The seven dwarfs

The 7 dwarfs went to the Vatican, and because they are “THE DWARFS”, they are ushered in to see the Pope.
Dopey leads the pack.
“My son,” says the Pope, “What can I do for you?”
Dopey replies, “Excuse me, your Excellency, but are there any dwarf nuns in Rome?”
The Pope wrinkles his brow at the odd question, thinks for a moment and answers, “No, Dopey, there are no dwarf nuns in Rome.”
In the background, a few of the dwarfs start giggling. Dopey turns around and gives them a glare, silencing them.
Dopey turns back, “Your Worship, are there any dwarf nuns in all of Europe?”
The Pope, puzzled now, again thinks for a moment and then answers, “No, Dopey, there are no dwarf nuns in Europe.”
This time, all the other dwarfs burst into laughter. Once again, Dopey turns around and silences them with an angry glare.
Dopey turns back to the Pope and says, “Mr. Pope, are there ANY dwarf nuns anywhere in the world?”
“I’m sorry, my son, there are no dwarf nuns anywhere in the world.”
The other dwarfs collapse into a heap, rolling and laughing, pounding the floor, tears rolling down their cheeks as they begin chanting…

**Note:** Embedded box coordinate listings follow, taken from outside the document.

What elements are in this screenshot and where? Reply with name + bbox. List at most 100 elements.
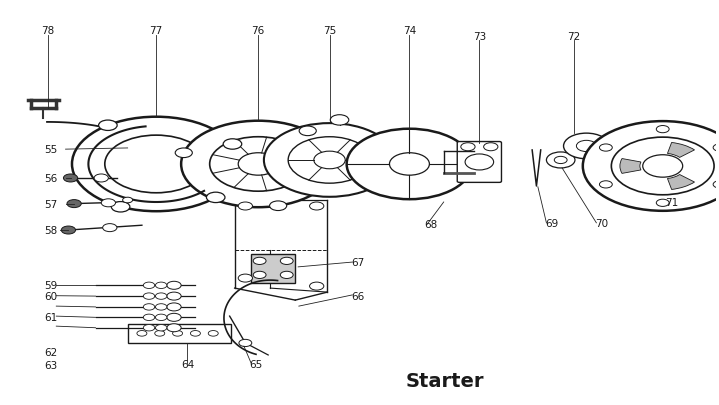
Text: 71: 71 bbox=[665, 198, 679, 207]
Text: 57: 57 bbox=[45, 199, 58, 209]
Circle shape bbox=[175, 149, 192, 158]
Text: 67: 67 bbox=[352, 258, 365, 267]
Text: 55: 55 bbox=[45, 145, 58, 155]
Circle shape bbox=[181, 122, 335, 208]
Circle shape bbox=[137, 331, 147, 336]
Circle shape bbox=[656, 126, 669, 133]
Circle shape bbox=[143, 293, 155, 300]
Text: 61: 61 bbox=[45, 313, 58, 322]
Circle shape bbox=[155, 293, 167, 300]
Circle shape bbox=[191, 331, 201, 336]
Circle shape bbox=[288, 137, 371, 184]
Circle shape bbox=[643, 156, 682, 178]
Text: 72: 72 bbox=[567, 32, 580, 42]
Circle shape bbox=[173, 331, 183, 336]
Circle shape bbox=[461, 143, 475, 151]
Circle shape bbox=[253, 272, 266, 279]
Circle shape bbox=[143, 304, 155, 310]
Text: 73: 73 bbox=[472, 32, 486, 42]
Circle shape bbox=[72, 117, 240, 212]
Circle shape bbox=[94, 175, 109, 183]
Circle shape bbox=[238, 153, 278, 176]
Polygon shape bbox=[128, 324, 231, 343]
Circle shape bbox=[577, 141, 596, 152]
Circle shape bbox=[67, 200, 81, 208]
Circle shape bbox=[238, 202, 252, 211]
Circle shape bbox=[143, 314, 155, 321]
Text: 74: 74 bbox=[403, 26, 416, 36]
Text: 58: 58 bbox=[45, 226, 58, 235]
Circle shape bbox=[253, 258, 266, 265]
Circle shape bbox=[105, 136, 208, 193]
Circle shape bbox=[167, 292, 181, 301]
Circle shape bbox=[546, 153, 575, 168]
Text: 59: 59 bbox=[45, 281, 58, 290]
Circle shape bbox=[238, 275, 252, 282]
Circle shape bbox=[209, 331, 219, 336]
Circle shape bbox=[63, 175, 78, 183]
Circle shape bbox=[167, 313, 181, 322]
Circle shape bbox=[123, 198, 132, 203]
Circle shape bbox=[167, 281, 181, 290]
Circle shape bbox=[270, 201, 287, 211]
Circle shape bbox=[310, 282, 324, 290]
Circle shape bbox=[600, 181, 613, 188]
Circle shape bbox=[330, 115, 349, 126]
Text: 64: 64 bbox=[182, 359, 195, 369]
Bar bbox=[251, 254, 296, 283]
Circle shape bbox=[347, 130, 472, 200]
Circle shape bbox=[167, 324, 181, 332]
Circle shape bbox=[143, 282, 155, 289]
Text: 56: 56 bbox=[45, 174, 58, 183]
Circle shape bbox=[465, 155, 494, 171]
Circle shape bbox=[310, 202, 324, 211]
Circle shape bbox=[155, 325, 167, 331]
Text: 75: 75 bbox=[323, 26, 336, 36]
Circle shape bbox=[264, 124, 395, 197]
Text: 65: 65 bbox=[249, 359, 262, 369]
Circle shape bbox=[155, 314, 167, 321]
Wedge shape bbox=[667, 175, 695, 190]
Text: 62: 62 bbox=[45, 347, 58, 357]
Circle shape bbox=[143, 325, 155, 331]
Wedge shape bbox=[667, 143, 695, 158]
Circle shape bbox=[223, 139, 242, 150]
Circle shape bbox=[280, 272, 293, 279]
Text: Starter: Starter bbox=[406, 371, 485, 390]
Text: 70: 70 bbox=[595, 218, 609, 228]
Circle shape bbox=[103, 224, 117, 232]
Circle shape bbox=[313, 152, 345, 169]
Circle shape bbox=[583, 122, 719, 211]
Circle shape bbox=[239, 339, 252, 347]
Text: 69: 69 bbox=[546, 218, 559, 228]
Text: 76: 76 bbox=[252, 26, 265, 36]
Circle shape bbox=[299, 127, 316, 136]
Circle shape bbox=[99, 121, 117, 131]
Circle shape bbox=[564, 134, 609, 159]
Circle shape bbox=[280, 258, 293, 265]
Circle shape bbox=[554, 157, 567, 164]
Circle shape bbox=[206, 193, 225, 203]
Circle shape bbox=[656, 200, 669, 207]
Circle shape bbox=[155, 331, 165, 336]
Text: 78: 78 bbox=[41, 26, 55, 36]
Circle shape bbox=[713, 145, 719, 152]
Text: 66: 66 bbox=[352, 291, 365, 301]
Circle shape bbox=[611, 138, 714, 195]
Circle shape bbox=[101, 199, 116, 207]
Wedge shape bbox=[620, 159, 641, 174]
Circle shape bbox=[155, 304, 167, 310]
Text: 60: 60 bbox=[45, 291, 58, 301]
Circle shape bbox=[600, 145, 613, 152]
Circle shape bbox=[713, 181, 719, 188]
Circle shape bbox=[61, 226, 75, 234]
Circle shape bbox=[155, 282, 167, 289]
Circle shape bbox=[111, 202, 130, 213]
Text: 63: 63 bbox=[45, 360, 58, 370]
Circle shape bbox=[210, 137, 307, 192]
Text: 68: 68 bbox=[424, 220, 437, 230]
FancyBboxPatch shape bbox=[457, 142, 501, 183]
Text: 77: 77 bbox=[150, 26, 162, 36]
Circle shape bbox=[390, 153, 429, 176]
Circle shape bbox=[167, 303, 181, 311]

“Dopey f***ed a penguin!…Dopey f***ed a penguin!

[via non blogging Jane]

5 Responses to “The seven dwarfs”

  1. Tam
    March 26th, 2004 02:17


  2. Huwge
    March 26th, 2004 08:09

    That is so not work safe – Thank God I have my own office as I hooted out loud.

  3. Jann
    March 26th, 2004 08:33

    Excellent. You do realise you’re going straight to hell, of course.

  4. trikke d
    March 29th, 2004 12:18

    Very good – brightened up my monday!

  5. owen
    April 7th, 2004 14:03

    Strange the things you remember.

    Line from movie, Absolute Beginners:

    three most useless things “in the world are, the Pope’s Balls, a nun’s tits, and a good write-up in the Record Mirror.” A million years ago, your joke bringing to mind.

    Very very funny joke. I’ve written it down to tell all my Catholic and or animial rightsy friends. I don’t know any dwarves.